We all want and expect others to be appreciate, love and understand us. When they fail to, we get angry, which creates a feeling of being alone in a place where our pain is not comprehended or even acknowledged.  Lacking the self- confidence or personal power to confront the person with whom we are angry, we emotionally withdraw ourselves becoming unresponsive thereby ensuring that others can’t relate to us. We feel helpless, abused, ineffectual and misunderstood.  Their response or lack of it, only serves to push old childhood buttons and confirm past feelings of a lack of self-worth.

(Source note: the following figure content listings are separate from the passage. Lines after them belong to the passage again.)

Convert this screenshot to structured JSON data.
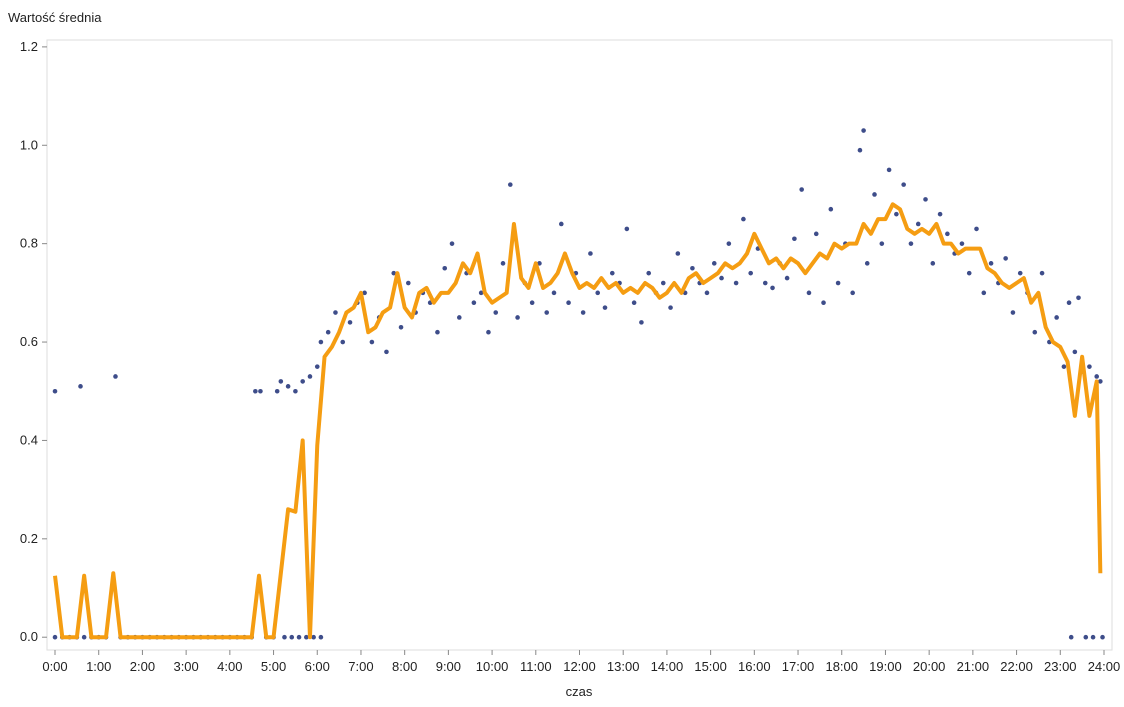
{
  "chart_data": {
    "type": "scatter-line",
    "title": "Wartość średnia",
    "x_label": "czas",
    "xlim": [
      -11,
      1451
    ],
    "ylim": [
      -0.026,
      1.214
    ],
    "xticks": [
      {
        "value": 0,
        "label": "0:00"
      },
      {
        "value": 60,
        "label": "1:00"
      },
      {
        "value": 120,
        "label": "2:00"
      },
      {
        "value": 180,
        "label": "3:00"
      },
      {
        "value": 240,
        "label": "4:00"
      },
      {
        "value": 300,
        "label": "5:00"
      },
      {
        "value": 360,
        "label": "6:00"
      },
      {
        "value": 420,
        "label": "7:00"
      },
      {
        "value": 480,
        "label": "8:00"
      },
      {
        "value": 540,
        "label": "9:00"
      },
      {
        "value": 600,
        "label": "10:00"
      },
      {
        "value": 660,
        "label": "11:00"
      },
      {
        "value": 720,
        "label": "12:00"
      },
      {
        "value": 780,
        "label": "13:00"
      },
      {
        "value": 840,
        "label": "14:00"
      },
      {
        "value": 900,
        "label": "15:00"
      },
      {
        "value": 960,
        "label": "16:00"
      },
      {
        "value": 1020,
        "label": "17:00"
      },
      {
        "value": 1080,
        "label": "18:00"
      },
      {
        "value": 1140,
        "label": "19:00"
      },
      {
        "value": 1200,
        "label": "20:00"
      },
      {
        "value": 1260,
        "label": "21:00"
      },
      {
        "value": 1320,
        "label": "22:00"
      },
      {
        "value": 1380,
        "label": "23:00"
      },
      {
        "value": 1440,
        "label": "24:00"
      }
    ],
    "yticks": [
      {
        "value": 0,
        "label": "0.0"
      },
      {
        "value": 0.2,
        "label": "0.2"
      },
      {
        "value": 0.4,
        "label": "0.4"
      },
      {
        "value": 0.6,
        "label": "0.6"
      },
      {
        "value": 0.8,
        "label": "0.8"
      },
      {
        "value": 1,
        "label": "1.0"
      },
      {
        "value": 1.2,
        "label": "1.2"
      }
    ],
    "series": [
      {
        "kind": "scatter",
        "color": "#3e4d8a",
        "x": [
          0,
          0,
          10,
          20,
          30,
          35,
          40,
          50,
          60,
          70,
          83,
          90,
          100,
          110,
          120,
          130,
          140,
          150,
          160,
          170,
          180,
          190,
          200,
          210,
          220,
          230,
          240,
          250,
          260,
          270,
          275,
          282,
          290,
          300,
          305,
          310,
          315,
          320,
          325,
          330,
          335,
          340,
          345,
          350,
          355,
          360,
          365,
          365,
          375,
          385,
          395,
          405,
          415,
          425,
          435,
          445,
          455,
          465,
          475,
          485,
          495,
          505,
          515,
          525,
          535,
          545,
          555,
          565,
          575,
          585,
          595,
          605,
          615,
          625,
          635,
          645,
          655,
          665,
          675,
          685,
          695,
          705,
          715,
          725,
          735,
          745,
          755,
          765,
          775,
          785,
          795,
          805,
          815,
          825,
          835,
          845,
          855,
          865,
          875,
          885,
          895,
          905,
          915,
          925,
          935,
          945,
          955,
          965,
          975,
          985,
          995,
          1005,
          1015,
          1025,
          1035,
          1045,
          1055,
          1065,
          1075,
          1085,
          1095,
          1105,
          1110,
          1115,
          1125,
          1135,
          1145,
          1155,
          1165,
          1175,
          1185,
          1195,
          1205,
          1215,
          1225,
          1235,
          1245,
          1255,
          1265,
          1275,
          1285,
          1295,
          1305,
          1315,
          1325,
          1335,
          1345,
          1355,
          1365,
          1375,
          1385,
          1392,
          1395,
          1400,
          1405,
          1410,
          1415,
          1420,
          1425,
          1430,
          1435,
          1438
        ],
        "values": [
          0.5,
          0,
          0,
          0,
          0,
          0.51,
          0,
          0,
          0,
          0,
          0.53,
          0,
          0,
          0,
          0,
          0,
          0,
          0,
          0,
          0,
          0,
          0,
          0,
          0,
          0,
          0,
          0,
          0,
          0,
          0,
          0.5,
          0.5,
          0,
          0,
          0.5,
          0.52,
          0,
          0.51,
          0,
          0.5,
          0,
          0.52,
          0,
          0.53,
          0,
          0.55,
          0,
          0.6,
          0.62,
          0.66,
          0.6,
          0.64,
          0.68,
          0.7,
          0.6,
          0.65,
          0.58,
          0.74,
          0.63,
          0.72,
          0.66,
          0.7,
          0.68,
          0.62,
          0.75,
          0.8,
          0.65,
          0.74,
          0.68,
          0.7,
          0.62,
          0.66,
          0.76,
          0.92,
          0.65,
          0.72,
          0.68,
          0.76,
          0.66,
          0.7,
          0.84,
          0.68,
          0.74,
          0.66,
          0.78,
          0.7,
          0.67,
          0.74,
          0.72,
          0.83,
          0.68,
          0.64,
          0.74,
          0.7,
          0.72,
          0.67,
          0.78,
          0.7,
          0.75,
          0.72,
          0.7,
          0.76,
          0.73,
          0.8,
          0.72,
          0.85,
          0.74,
          0.79,
          0.72,
          0.71,
          0.76,
          0.73,
          0.81,
          0.91,
          0.7,
          0.82,
          0.68,
          0.87,
          0.72,
          0.8,
          0.7,
          0.99,
          1.03,
          0.76,
          0.9,
          0.8,
          0.95,
          0.86,
          0.92,
          0.8,
          0.84,
          0.89,
          0.76,
          0.86,
          0.82,
          0.78,
          0.8,
          0.74,
          0.83,
          0.7,
          0.76,
          0.72,
          0.77,
          0.66,
          0.74,
          0.7,
          0.62,
          0.74,
          0.6,
          0.65,
          0.55,
          0.68,
          0,
          0.58,
          0.69,
          0.54,
          0,
          0.55,
          0,
          0.53,
          0.52,
          0
        ]
      },
      {
        "kind": "line",
        "color": "#f59d12",
        "x": [
          0,
          10,
          20,
          30,
          40,
          50,
          60,
          70,
          80,
          90,
          100,
          110,
          120,
          130,
          140,
          150,
          160,
          170,
          180,
          190,
          200,
          210,
          220,
          230,
          240,
          250,
          260,
          270,
          280,
          290,
          300,
          310,
          320,
          330,
          340,
          350,
          360,
          370,
          380,
          390,
          400,
          410,
          420,
          430,
          440,
          450,
          460,
          470,
          480,
          490,
          500,
          510,
          520,
          530,
          540,
          550,
          560,
          570,
          580,
          590,
          600,
          610,
          620,
          630,
          640,
          650,
          660,
          670,
          680,
          690,
          700,
          710,
          720,
          730,
          740,
          750,
          760,
          770,
          780,
          790,
          800,
          810,
          820,
          830,
          840,
          850,
          860,
          870,
          880,
          890,
          900,
          910,
          920,
          930,
          940,
          950,
          960,
          970,
          980,
          990,
          1000,
          1010,
          1020,
          1030,
          1040,
          1050,
          1060,
          1070,
          1080,
          1090,
          1100,
          1110,
          1120,
          1130,
          1140,
          1150,
          1160,
          1170,
          1180,
          1190,
          1200,
          1210,
          1220,
          1230,
          1240,
          1250,
          1260,
          1270,
          1280,
          1290,
          1300,
          1310,
          1320,
          1330,
          1340,
          1350,
          1360,
          1370,
          1380,
          1390,
          1400,
          1410,
          1420,
          1430,
          1435
        ],
        "values": [
          0.125,
          0,
          0,
          0,
          0.125,
          0,
          0,
          0,
          0.13,
          0,
          0,
          0,
          0,
          0,
          0,
          0,
          0,
          0,
          0,
          0,
          0,
          0,
          0,
          0,
          0,
          0,
          0,
          0,
          0.125,
          0,
          0,
          0.13,
          0.26,
          0.255,
          0.4,
          0,
          0.39,
          0.57,
          0.59,
          0.62,
          0.66,
          0.67,
          0.7,
          0.62,
          0.63,
          0.66,
          0.67,
          0.74,
          0.67,
          0.65,
          0.7,
          0.71,
          0.68,
          0.7,
          0.7,
          0.72,
          0.76,
          0.74,
          0.78,
          0.7,
          0.68,
          0.69,
          0.7,
          0.84,
          0.73,
          0.71,
          0.76,
          0.71,
          0.72,
          0.74,
          0.78,
          0.74,
          0.71,
          0.72,
          0.71,
          0.73,
          0.71,
          0.72,
          0.7,
          0.71,
          0.7,
          0.72,
          0.71,
          0.69,
          0.7,
          0.72,
          0.7,
          0.73,
          0.74,
          0.72,
          0.73,
          0.74,
          0.76,
          0.75,
          0.76,
          0.78,
          0.82,
          0.79,
          0.76,
          0.77,
          0.75,
          0.77,
          0.76,
          0.74,
          0.76,
          0.78,
          0.77,
          0.8,
          0.79,
          0.8,
          0.8,
          0.84,
          0.82,
          0.85,
          0.85,
          0.88,
          0.87,
          0.83,
          0.82,
          0.83,
          0.82,
          0.84,
          0.8,
          0.8,
          0.78,
          0.79,
          0.79,
          0.79,
          0.75,
          0.74,
          0.72,
          0.71,
          0.72,
          0.73,
          0.68,
          0.7,
          0.63,
          0.6,
          0.59,
          0.56,
          0.45,
          0.57,
          0.45,
          0.52,
          0.13
        ]
      }
    ]
  }
}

Rather than experience these painful feelings, we defend our vulnerability with anger and punish them, rather than explore why we feel this way and work at fixing the problem.  It is however, a highly effective response, which is why we use it often to gain control of a situation, reclaiming the power we felt we had lost through the actions of another. It also involves making the other person feel guilty.  Guilt as I understand it cohabits in the second chakra, where finance, sex, boundaries, feelings, pleasure and fear of change lie. Usually our expectations of how another person should behave, center around these issues.

When the expectation and reality differ then, it is cause for us to feel anger, which being unable to voice, we remain in the passive state.  Even when eventually conversation is resumed, the actual incident that started the war is seldom discussed.  Left to fester it moves our relationship from one of intimacy to co-dependency. Where there is no understanding, there can be no intimacy.  Author of Why Men are from Mars and Women are from Venus , John Gray describes this deterioration in four stages: resisting, resenting, rejection and repression.

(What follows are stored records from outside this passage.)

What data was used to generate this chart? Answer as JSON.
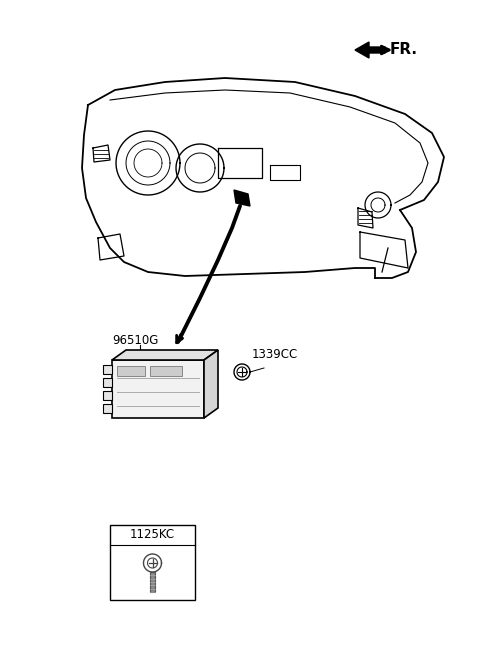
{
  "bg_color": "#ffffff",
  "line_color": "#000000",
  "label_96510G": "96510G",
  "label_1339CC": "1339CC",
  "label_1125KC": "1125KC",
  "label_FR": "FR.",
  "fig_width": 4.8,
  "fig_height": 6.56,
  "dpi": 100
}
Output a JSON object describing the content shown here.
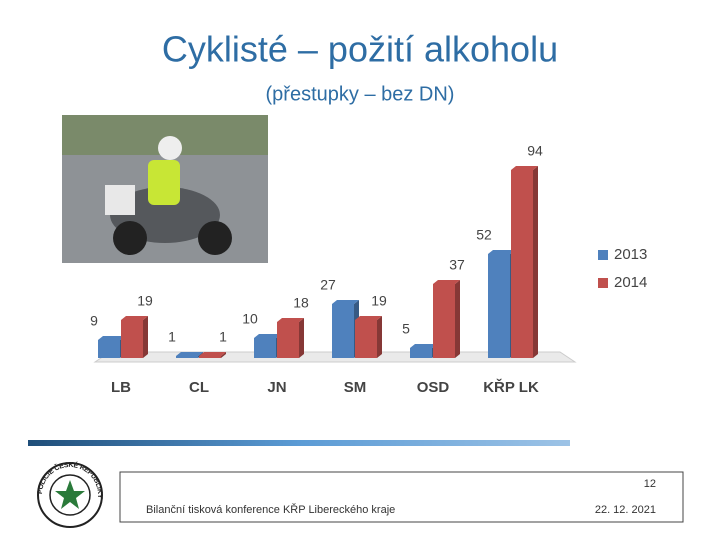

With resisting, we hold back from communicating openly for fear of being ridiculed or made to feel worthless. This leads to resentment in not being able to share ourselves completely. We then reject the other person, which we do through sulking, withholding sex and withdrawing emotionally.  Finally, we appear to get over it and make-up, yet in not expressing the cause of our initial anger, we repress our true feelings.  In time, the relationship deteriorates to the point that we repress all feelings, positive and negative and we find ourselves cohabiting with someone we barely seem to know, let alone love.

Passive aggressive behavior like this may come from past experiences, regardless of whether they have learned this in the past or present, if they repeatedly engage in this behavior as an adult, it is something they are making a deliberate choice to do. My advice, don’t take it to heart, they are only trying to make you take responsibility for their emotional immaturity.